The lbtraceapp ran as root but didn't have the CAP_SYS_MODULE capability. When looking around at various processes, they found that some shellscript executes sleep which DOES have the capability we need. Since we are root, we can write to the location in /proc/pid/mem with some shellcode to hijack the process.
With this, it was time to poke around at the WTM module for real. They didn't feel like cross compiling though. So, they wrote a small daemon that forwards TCP traffic from their machine via the wtm Python client to the device. At first glance, the commands look almost identical to the Trusted Platform Module (TPM) specification with context loading and such.

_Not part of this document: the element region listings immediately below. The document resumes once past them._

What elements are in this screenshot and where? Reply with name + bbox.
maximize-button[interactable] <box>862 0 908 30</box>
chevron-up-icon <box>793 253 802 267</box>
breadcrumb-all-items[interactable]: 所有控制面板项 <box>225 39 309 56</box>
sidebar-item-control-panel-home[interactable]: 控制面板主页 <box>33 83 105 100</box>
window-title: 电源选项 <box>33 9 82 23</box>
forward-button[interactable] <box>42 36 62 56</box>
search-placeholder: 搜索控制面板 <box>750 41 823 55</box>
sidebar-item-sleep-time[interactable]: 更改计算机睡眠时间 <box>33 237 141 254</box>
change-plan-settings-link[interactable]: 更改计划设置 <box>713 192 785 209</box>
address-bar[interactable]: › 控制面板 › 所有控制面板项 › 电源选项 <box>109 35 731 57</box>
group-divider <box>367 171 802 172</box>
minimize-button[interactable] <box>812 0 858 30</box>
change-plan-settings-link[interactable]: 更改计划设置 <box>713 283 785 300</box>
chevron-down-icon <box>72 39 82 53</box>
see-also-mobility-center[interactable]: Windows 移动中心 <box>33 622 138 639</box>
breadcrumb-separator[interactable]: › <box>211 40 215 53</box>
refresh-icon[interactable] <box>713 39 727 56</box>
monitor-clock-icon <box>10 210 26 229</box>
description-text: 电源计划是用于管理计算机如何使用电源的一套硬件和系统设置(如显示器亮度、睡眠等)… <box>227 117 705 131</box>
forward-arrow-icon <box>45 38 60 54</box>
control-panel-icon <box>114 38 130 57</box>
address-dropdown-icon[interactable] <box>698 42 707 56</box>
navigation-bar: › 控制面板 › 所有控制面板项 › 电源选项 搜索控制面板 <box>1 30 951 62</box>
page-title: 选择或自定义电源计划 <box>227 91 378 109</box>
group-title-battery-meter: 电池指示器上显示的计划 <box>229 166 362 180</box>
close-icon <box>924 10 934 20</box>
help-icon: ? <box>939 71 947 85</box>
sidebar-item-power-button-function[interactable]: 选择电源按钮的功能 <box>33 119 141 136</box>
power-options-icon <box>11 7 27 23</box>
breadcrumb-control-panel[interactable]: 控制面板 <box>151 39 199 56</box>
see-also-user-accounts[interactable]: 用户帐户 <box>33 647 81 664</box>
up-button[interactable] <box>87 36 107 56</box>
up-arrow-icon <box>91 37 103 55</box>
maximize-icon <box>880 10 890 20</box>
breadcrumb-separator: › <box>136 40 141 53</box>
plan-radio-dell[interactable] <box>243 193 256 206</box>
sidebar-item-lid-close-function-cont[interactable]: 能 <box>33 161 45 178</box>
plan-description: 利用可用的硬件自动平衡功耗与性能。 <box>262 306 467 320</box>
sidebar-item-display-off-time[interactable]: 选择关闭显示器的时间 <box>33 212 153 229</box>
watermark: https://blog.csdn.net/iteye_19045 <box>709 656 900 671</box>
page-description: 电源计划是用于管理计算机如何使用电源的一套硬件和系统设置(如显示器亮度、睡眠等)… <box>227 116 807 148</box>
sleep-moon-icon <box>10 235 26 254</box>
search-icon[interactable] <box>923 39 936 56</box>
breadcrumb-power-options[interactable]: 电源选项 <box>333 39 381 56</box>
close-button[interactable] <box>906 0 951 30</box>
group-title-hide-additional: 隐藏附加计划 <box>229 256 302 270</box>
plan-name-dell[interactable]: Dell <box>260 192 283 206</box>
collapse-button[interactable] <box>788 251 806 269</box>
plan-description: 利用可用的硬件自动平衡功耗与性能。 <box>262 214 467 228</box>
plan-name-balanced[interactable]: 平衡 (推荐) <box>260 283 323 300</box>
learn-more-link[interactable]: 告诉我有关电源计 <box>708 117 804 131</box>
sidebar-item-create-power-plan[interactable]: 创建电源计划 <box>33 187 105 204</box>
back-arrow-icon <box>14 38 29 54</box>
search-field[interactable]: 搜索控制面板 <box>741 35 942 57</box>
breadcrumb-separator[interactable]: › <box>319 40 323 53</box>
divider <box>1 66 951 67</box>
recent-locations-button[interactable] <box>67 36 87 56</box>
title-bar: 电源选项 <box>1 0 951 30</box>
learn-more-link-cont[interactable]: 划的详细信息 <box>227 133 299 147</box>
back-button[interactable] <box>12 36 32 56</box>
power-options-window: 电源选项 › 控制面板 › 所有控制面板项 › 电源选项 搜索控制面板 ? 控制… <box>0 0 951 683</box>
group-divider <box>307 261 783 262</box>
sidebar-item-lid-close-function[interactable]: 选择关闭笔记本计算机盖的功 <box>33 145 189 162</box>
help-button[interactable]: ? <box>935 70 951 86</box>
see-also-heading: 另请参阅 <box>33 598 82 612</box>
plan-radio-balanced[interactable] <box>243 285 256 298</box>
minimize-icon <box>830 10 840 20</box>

WTM encryption stores customer key information in an encrypted blob on the file system that is then loaded to the chip. In theory, the chip should have a super duper secret key to make it impossible to decrypt offline. What they learned is that some data is preserved between execution of stores and loads of the context.
This is super helpful! The file system encryption key is actually wrapped by a different key other than the super duper master key. Since this key is still leftover on the chip, we're able to leak the wrapped key. Why is this helpful? This gives us the ability for offline root filesystem decryption.
Can we get code execution in the kernel firmware itself? It turns out that the chip does NOT have its own decided DRAM! By simply writing to /dev/mem, we can overwrite the processor code itself! To do this, they overwrote a virtual unused command to give them an arbitrary read/write primitive that could be accessed via their Python client. They dumped OTP fuses that shouldn't be dumpable. The next step would be dumping the super duper secret AES key!
Overall, an awesome series of blog posts on the kernel. To me, it was eye-opening to see how important the permissions of files, memory and other things were for security. If these basic things are messed up then you're in a world of hurt.